Le seizième acteur, le plus charismatique d’entre eux,
manque à l’appel. Il a disparu, mort.
Rambert reprend le principe d’écriture de « Clôture
de l’amour » -un affrontement entre des êtres, pas de
dialogues mais une succession de monologues- en
l’amplifiant, passant de 2 à 15. Chacun des quinze va
prendre tout à tour la parole. Un parti pris formel impératif
qui a ses vertus (il met chacun des quinze au pied du mur
et sur un même plan d’égalité) mais tourne aussi au
système. On s’y laisse entraîner malgré tout, toutefois
on sent poindre, dans l’écriture ici un procédé cent fois
remis sur le métier, là une certaine complaisance dans
la volubilité.
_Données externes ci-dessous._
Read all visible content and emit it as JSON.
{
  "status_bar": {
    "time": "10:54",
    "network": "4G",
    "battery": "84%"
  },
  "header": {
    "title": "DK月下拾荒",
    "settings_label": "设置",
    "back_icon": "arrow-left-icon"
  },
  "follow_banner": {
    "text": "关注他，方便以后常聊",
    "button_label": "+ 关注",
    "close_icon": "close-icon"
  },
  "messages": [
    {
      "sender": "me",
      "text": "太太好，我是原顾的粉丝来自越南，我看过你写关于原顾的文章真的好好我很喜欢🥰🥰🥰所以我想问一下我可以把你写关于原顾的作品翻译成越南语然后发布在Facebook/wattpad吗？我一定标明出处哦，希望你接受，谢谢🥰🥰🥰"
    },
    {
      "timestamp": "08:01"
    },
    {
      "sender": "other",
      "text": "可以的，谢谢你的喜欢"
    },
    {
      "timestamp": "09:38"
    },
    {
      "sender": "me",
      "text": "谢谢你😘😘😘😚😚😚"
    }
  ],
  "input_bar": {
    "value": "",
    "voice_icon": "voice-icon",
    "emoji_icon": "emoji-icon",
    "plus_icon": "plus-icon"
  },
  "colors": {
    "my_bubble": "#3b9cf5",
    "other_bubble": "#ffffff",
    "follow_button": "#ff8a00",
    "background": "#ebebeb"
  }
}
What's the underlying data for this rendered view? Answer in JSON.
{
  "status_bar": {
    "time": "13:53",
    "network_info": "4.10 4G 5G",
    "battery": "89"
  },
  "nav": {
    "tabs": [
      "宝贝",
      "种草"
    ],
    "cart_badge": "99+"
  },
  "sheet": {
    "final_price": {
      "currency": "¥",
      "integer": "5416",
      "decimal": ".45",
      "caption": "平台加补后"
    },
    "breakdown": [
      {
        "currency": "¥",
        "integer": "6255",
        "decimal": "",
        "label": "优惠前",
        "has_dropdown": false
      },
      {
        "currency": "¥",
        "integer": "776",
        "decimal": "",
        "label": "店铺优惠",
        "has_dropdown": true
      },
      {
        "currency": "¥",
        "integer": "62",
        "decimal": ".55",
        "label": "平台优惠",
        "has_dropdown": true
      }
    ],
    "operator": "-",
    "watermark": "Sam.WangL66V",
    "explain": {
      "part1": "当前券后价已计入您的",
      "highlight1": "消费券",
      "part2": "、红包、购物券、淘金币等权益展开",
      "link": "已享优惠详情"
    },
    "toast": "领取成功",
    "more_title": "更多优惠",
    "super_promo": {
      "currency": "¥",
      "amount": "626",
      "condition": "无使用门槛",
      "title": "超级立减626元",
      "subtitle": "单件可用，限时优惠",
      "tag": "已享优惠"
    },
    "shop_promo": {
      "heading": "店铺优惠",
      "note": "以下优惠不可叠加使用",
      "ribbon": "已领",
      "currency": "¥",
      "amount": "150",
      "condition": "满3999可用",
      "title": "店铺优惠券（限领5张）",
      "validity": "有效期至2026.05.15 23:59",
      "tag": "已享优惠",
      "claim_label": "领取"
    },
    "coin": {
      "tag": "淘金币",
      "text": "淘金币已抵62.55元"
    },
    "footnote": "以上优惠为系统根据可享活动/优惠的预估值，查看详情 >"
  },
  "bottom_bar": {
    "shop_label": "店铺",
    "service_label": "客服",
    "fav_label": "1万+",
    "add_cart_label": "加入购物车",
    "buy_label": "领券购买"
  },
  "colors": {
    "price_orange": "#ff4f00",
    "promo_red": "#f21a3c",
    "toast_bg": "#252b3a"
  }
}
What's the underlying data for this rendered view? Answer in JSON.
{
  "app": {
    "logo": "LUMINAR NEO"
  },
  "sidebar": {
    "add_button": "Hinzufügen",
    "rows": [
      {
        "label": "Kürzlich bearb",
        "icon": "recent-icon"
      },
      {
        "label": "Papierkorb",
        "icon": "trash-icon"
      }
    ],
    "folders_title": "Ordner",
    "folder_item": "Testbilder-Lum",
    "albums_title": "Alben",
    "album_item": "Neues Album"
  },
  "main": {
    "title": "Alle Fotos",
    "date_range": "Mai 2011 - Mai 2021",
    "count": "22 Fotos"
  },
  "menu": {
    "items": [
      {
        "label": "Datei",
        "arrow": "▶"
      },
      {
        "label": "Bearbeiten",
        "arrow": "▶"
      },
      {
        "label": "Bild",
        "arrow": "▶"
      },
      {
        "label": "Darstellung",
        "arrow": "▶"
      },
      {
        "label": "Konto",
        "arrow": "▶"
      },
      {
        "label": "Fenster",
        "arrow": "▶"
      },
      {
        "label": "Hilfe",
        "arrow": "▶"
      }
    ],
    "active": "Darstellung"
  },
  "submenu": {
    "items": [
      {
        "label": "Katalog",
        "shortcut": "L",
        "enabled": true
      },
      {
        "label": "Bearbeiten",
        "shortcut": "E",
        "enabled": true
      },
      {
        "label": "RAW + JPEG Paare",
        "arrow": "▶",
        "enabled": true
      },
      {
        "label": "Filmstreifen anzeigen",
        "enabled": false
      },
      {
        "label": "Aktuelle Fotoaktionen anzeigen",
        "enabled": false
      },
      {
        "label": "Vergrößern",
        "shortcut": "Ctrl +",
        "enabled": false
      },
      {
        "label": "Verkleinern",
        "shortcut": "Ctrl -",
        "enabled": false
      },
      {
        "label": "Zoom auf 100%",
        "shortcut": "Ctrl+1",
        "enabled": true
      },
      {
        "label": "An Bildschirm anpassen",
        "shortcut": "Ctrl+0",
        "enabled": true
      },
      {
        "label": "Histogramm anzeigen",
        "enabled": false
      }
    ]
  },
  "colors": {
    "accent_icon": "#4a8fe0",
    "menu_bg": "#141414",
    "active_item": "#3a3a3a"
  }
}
Dit autrement, il se peut que chacun des
quinze ait inégalement inspiré l’auteur Rambert servi
humblement par le metteur en scène Denis Maillefer.
Cependant dans certains monologues comme celui qu’il
offre à Lola Giouse, Rambert trouve des accents dignes de
« Clôture de l’amour ».
Le CNSAD était la seule école à présenter un spectacle mis
en scène par un jeune élève metteur en scène, Raphaël
Trano de Angelis. Pas si novice que cela puisqu’il signe des
mises en scène depuis 2007. C’est en 2013 qu’il est entré
au Conservatoire en 2e cycle. Le Japon le fascine. Il s’y
rend régulièrement depuis 2005, a travaillé là-bas auprès
de différents maîtres et Zeami est pour lui une bible. Un
cheminement qui devait le conduire à se pencher sur les
« Cinq Nô modernes » de Yukio Mishima. Son choix s’est
porté sur « Aoi no ue » (Dame Aoi) traduit et adapté par
Dominique Palmé, joué essentiellement par des acteurs
professionnels et soutenu par un ensemble musical dirigé
par le compositeur Hacène Labri. Un spectacle présenté
comme un work in progress très prometteur avec en
particulier un impressionnant travail gestuel.
Une telle manifestation où la rencontre prime sur le
palmarès et l’échange sur la rivalité est très précieuse.
François Rancillac est un metteur en scène mais aussi un
directeur ouvert, qui partage sn lieu, et part vaillamment
à la recherche du public (qui a repris le chemin de
l’Aquarium). Et c’est cela qu’on lui reproche !Il ne fait pas
le remercier mais lui dire merci d’avoir mis sur pied ce«
festival des écoles de théâtre public ».
Jean-Pierre Thibaudat
le 30 juin 2015
A l’Aquarium, François Rancillac organise un festival des écoles du théâtre public. Viré !?